Melbourne’s planning guru Rob Adams AM is in Perth and I was luck enough to see him at the Committee For Perth’s lunch at the Convention Centre. He gave his talk – 30 years past, 30 years forward in 30 minutes – to outline the journey for Melbourne to be voted number 1 in The Economist Intelligence Unit’s Global Livability Survey 2012. Rob emphasised that a city’s transformation should be a long term project – great cities do not happen overnight – showing slides of Melbourne 30 years ago, which resonated for me, being the time I moved from Melbourne to WA. He presented maps showing public infrastructure layered with time – basic infrastructure such as trees, parks, street cafes, cycle-ways and public laneways.
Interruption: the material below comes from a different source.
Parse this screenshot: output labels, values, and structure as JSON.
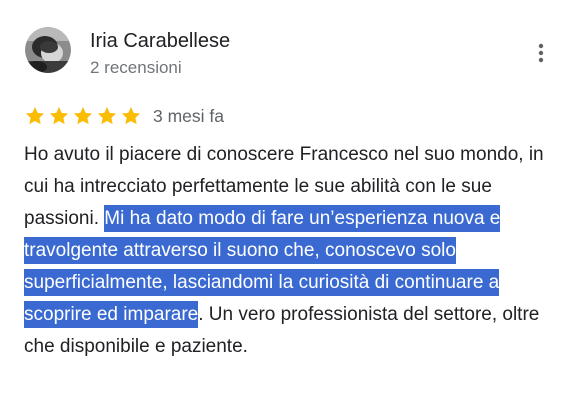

There were graphic pictures of ever increasing building sizes, resulting in wide shop-fronts on the primary street, but large blank walls around the back and side, think Myer’s Queen Street back end.
Jan Ghel talks of the spaces between buildings and that these spaces are for people, he has built a very successful consultancy business on these principles. Rob acknowledged Jan’s work in improving Melbourne and work he has done with the city of Perth. The role of activating public spaces cannot be overemphasised in revitalising cities. Melbourne are focusing on this, including basic things such as the right choice of street pavers and planting trees at every opportunity.
Looking into the future we were shown Rob’s now famous plans for accommodating 50% of Melbourne’s predicted population growth along transit routes. This is the result of a comprehensive study examining development potential along their tram and rail routes. They did a lot of work looking at inhibitors to development including recent development, public spaces, sites with heritage structures and sites with access constraints, to develop a plan to accommodate population growth and add vibrancy to the areas, with nominally 4-5 storey development.
A panel discussion followed with Marion Fulker, Committee for Perth CEO, asking Rob Adams, Perth City Architect Craig Smith and Planning Minister John Day a selection of questions. To be honest that was a bit of a let down after such a vibrant presentation and have worked better as a Q&A session. I felt privileged to listen to such a successful planner and articulate speaker and came away inspired. For a person at my table to say they’ve seen it all before was like standing in front of a Van Gogh and saying I’ve seen all those colours before.